The strength of the financial sector would necessarily depend on the strengh and stability of all the segments of the financial sector. We are already moving on consolidation measures, but when you have legacy issues, you have to have a non-disruptive movement giving due weightage to rights and obligations to all stakeholders.
ET: What is the position with restriction on branch expansion for those banks in the IPO scam. There is a veiw that RBI is restricting branch expansion to push consolidation in the cooperative segment?
YVR: We have had a series of meetings scheduled to discuss the measures that they have put in place and it should be possible to kick off the issue of licences. For urban cooperative banks, we have already indicated that they can convert extension counters to branches.
So far, all the banks where there is reasonable regulatory comfort, we are quite liberal in branch licensing. It is only with respect of few banks, who have not shown that risk control systems are in place, there are restrictions. They have now indicated that they have taken measures to put them in place. This is how it is in most countries.
ET :Some of the measures you outlined today while spelling liberalisation on the capital account front appear to be aimed at encouraging outflows to combat the appreciation of the rupee. Is that a fair assumption ?
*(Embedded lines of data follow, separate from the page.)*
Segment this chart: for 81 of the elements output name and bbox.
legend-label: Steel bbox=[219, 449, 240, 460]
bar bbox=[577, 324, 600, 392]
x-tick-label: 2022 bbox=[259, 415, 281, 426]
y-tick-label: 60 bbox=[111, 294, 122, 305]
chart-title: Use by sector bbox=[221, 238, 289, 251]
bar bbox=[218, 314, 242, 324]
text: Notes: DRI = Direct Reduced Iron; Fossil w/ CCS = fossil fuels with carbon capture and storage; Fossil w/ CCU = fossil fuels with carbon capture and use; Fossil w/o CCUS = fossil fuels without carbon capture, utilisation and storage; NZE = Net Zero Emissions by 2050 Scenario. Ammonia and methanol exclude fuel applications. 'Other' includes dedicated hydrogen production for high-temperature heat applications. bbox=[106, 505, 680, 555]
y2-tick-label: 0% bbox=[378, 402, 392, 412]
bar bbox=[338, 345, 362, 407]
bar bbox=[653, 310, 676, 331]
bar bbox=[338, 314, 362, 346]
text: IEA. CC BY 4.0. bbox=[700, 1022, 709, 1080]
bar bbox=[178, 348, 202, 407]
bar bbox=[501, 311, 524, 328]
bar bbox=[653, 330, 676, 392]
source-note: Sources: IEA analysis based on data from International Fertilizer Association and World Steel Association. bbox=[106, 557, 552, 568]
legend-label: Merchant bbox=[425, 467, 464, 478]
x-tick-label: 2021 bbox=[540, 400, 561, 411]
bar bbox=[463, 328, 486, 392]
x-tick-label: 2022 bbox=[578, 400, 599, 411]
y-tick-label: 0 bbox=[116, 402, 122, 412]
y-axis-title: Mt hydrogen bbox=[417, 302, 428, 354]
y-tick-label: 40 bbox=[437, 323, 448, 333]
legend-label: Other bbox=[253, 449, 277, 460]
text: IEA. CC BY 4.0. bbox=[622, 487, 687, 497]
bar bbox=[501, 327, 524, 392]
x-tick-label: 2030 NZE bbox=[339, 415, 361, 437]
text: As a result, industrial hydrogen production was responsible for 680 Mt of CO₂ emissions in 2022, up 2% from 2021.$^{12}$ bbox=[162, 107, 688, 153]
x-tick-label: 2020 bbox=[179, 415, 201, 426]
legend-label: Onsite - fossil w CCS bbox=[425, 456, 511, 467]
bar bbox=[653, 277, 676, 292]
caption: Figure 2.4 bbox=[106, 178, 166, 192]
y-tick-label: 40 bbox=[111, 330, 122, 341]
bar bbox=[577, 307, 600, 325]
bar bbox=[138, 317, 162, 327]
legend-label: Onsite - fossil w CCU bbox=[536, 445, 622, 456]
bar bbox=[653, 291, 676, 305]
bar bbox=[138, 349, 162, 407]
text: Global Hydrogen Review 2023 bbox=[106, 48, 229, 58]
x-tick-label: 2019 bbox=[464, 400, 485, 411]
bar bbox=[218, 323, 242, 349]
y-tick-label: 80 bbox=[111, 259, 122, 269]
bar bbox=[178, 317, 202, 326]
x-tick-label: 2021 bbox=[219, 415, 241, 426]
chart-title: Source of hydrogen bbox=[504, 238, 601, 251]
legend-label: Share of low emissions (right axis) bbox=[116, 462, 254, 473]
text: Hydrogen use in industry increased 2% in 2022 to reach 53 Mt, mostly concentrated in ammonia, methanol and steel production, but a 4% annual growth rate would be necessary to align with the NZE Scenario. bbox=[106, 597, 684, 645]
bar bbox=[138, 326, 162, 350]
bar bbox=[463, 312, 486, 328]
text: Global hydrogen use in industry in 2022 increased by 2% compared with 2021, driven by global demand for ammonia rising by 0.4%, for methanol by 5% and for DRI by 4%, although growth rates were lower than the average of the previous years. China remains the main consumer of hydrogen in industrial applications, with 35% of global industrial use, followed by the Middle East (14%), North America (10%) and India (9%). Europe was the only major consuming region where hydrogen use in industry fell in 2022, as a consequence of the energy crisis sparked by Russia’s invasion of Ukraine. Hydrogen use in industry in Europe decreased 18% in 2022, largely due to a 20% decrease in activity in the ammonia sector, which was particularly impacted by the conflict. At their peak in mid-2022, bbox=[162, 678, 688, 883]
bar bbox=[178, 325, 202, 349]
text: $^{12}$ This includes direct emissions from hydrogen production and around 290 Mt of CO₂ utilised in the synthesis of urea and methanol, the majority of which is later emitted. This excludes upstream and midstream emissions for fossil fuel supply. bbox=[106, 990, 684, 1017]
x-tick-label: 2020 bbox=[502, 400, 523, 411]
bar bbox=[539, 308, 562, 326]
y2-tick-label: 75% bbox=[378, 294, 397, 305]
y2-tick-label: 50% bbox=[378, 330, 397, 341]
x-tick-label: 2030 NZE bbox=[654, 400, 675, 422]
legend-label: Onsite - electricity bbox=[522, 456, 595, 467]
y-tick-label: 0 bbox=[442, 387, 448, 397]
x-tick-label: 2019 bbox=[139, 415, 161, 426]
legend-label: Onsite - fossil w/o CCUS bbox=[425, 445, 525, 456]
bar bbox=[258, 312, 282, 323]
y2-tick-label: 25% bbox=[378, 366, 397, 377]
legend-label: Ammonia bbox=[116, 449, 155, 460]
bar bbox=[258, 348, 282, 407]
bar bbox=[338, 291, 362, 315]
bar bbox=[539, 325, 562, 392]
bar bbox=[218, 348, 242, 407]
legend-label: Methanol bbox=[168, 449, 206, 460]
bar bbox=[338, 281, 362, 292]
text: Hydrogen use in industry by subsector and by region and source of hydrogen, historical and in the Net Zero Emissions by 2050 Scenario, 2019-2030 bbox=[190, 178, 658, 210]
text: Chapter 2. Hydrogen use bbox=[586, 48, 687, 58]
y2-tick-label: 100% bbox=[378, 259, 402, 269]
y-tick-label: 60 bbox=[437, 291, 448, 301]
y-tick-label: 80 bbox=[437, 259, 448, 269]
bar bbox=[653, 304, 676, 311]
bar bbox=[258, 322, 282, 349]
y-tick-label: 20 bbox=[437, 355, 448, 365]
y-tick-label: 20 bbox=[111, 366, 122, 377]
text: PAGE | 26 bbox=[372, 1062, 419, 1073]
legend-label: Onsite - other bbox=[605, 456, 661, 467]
YVR :It has nothing to do with currency management. Magnitudinally, liberalisation is cautious and step-by- step so that it does not make a significant dent in inflows and outflows. It is not intended to have mobilisation of capital for investment outside India. We are only saying that there is a facility available to invest outside, if you want to take it, then take it.
In any large economy, the domestic bias is close to 99% and the same thing applies to India. Secondly, as long as the overall macroeconomic frameowrk and tax incentive structure is conducive, the domestic bias will continue. Thirdly, the overall return on investments in domestic assets is still quite high.
But the reason we are doing this is to have the market determined exchange dominate the minds of people. This also disciplines policy makers as they are aware that domestic investors may take their money out if they are too much out of alignment.